Tuesday, July 13, 2004

 

Page 3

 

S.C. Upholds Death Sentence on Retrial in Killing of Police Officer

 

By a MetNews Staff Writer

 

The California Supreme Court yesterday unanimously upheld the death sentence for a man convicted of murdering a Garden Grove police officer, and injuring two other officers and two civilians, in a 1980 barroom shooting.

John George Brown Jr. was convicted of killing Officer Donald Reed in 2000, for the second time. His original 1982 conviction of first degree murder with a special circumstance of intentionally killing a peace officer in the performance of his duties was  affirmed on direct appeal in 1988, but his petition for writ of habeas corpus was granted in 1998.

The habeas ruling was based on a finding that police had violated Brady v. Maryland by failing to disclose that Brown tested positive for phencyclidine shortly after the shootings. A 4-3 majority of the high court held in In re Brown (1998) 17 Cal.4th 873 that the evidence could have supported the defense contention that the defendant was so high on PCP he could not have formed the premeditated intent to commit the murder.

Jurors at the first trial learned of a negative drug test but did not learn of the earlier, positive one that formed the basis for the habeas petition.

The surviving officers testified that they went into the Cripple Creek Saloon to arrest Brown on outstanding drug and assault charges after noticing his car parked outside. They said he initially cooperated, then suddenly pulled a.22-caliber

pistol from his jacket pocket and started shooting.

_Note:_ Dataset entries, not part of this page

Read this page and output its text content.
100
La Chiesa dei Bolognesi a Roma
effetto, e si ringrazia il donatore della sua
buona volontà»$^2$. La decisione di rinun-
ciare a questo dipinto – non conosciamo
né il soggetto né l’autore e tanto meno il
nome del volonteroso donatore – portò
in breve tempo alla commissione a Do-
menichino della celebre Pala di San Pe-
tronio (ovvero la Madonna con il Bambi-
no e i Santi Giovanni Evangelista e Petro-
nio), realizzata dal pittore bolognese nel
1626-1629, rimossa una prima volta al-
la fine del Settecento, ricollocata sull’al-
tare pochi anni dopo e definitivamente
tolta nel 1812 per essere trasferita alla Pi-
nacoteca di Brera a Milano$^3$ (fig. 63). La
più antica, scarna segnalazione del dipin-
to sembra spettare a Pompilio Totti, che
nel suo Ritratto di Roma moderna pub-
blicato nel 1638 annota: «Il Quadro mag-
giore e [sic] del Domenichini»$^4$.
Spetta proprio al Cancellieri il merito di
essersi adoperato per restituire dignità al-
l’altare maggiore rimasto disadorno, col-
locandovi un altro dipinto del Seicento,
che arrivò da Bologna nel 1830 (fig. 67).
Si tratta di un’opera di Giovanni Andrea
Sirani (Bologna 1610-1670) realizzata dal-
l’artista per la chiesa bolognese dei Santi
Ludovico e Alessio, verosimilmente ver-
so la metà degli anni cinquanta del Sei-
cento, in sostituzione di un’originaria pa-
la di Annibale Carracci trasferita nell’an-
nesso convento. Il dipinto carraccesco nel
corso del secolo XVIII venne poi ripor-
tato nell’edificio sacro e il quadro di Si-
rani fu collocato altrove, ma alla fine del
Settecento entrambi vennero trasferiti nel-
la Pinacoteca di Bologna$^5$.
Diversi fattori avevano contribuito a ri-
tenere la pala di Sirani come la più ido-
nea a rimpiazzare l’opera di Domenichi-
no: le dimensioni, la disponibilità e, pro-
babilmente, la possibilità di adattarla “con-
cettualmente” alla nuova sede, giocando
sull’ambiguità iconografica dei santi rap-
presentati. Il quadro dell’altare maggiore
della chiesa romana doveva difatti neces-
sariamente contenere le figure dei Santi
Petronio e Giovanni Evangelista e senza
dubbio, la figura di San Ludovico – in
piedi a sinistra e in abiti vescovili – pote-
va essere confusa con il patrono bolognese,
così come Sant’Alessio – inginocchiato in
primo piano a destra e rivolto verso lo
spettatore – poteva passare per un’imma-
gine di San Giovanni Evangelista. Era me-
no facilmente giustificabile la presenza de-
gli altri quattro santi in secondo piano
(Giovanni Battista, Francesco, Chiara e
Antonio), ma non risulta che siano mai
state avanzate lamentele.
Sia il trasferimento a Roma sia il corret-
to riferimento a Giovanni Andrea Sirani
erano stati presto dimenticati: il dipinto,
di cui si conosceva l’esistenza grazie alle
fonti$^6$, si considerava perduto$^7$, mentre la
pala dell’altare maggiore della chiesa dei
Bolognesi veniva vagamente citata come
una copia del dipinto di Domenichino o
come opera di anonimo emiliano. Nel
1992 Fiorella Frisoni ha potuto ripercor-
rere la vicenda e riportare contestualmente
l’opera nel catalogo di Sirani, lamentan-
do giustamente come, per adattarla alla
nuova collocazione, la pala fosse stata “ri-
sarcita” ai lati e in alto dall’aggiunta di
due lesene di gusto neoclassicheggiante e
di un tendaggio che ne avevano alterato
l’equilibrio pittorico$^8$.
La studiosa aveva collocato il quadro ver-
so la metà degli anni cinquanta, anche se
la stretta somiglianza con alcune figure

Reed was fatally shot in the chest. Brown was found about an hour later

crouching behind some bushes near the bar.

In the second appeal, court-appointed attorney Marilee Marshall of Pasadena argued that Brown’s rights under the state and federal ex post facto clauses were violated because the surviving officers and members of Reed’s family were allowed to give “victim impact” testimony at the penalty phase.

Such evidence, Marshall argued, should have been excluded because it was not permitted under the law in effect at the time of the first trial. Subsequent U.S. and California high court rulings said such evidence is admissible in the penalty phase of a capital sentencing trial. 

Marshall also contended the evidence was more prejudicial than probative.

But Justice Janice Rogers Brown—who wrote the majority opinion in the 1998 case ordering the retrial and wrote for the unanimous court yesterday—said the appellate rulings on victim impact evidence were procedural and did not reflect a change in the law to which the ex post facto clauses would be applied.

She rejected a similar argument that Brown had been prejudiced by a change in the standard instruction on reasonable doubt between the two trials.

Deputy Attorney General Robert M. Foster argued the case for the state.

The case is People v. Brown, 04 S.O.S. 3545.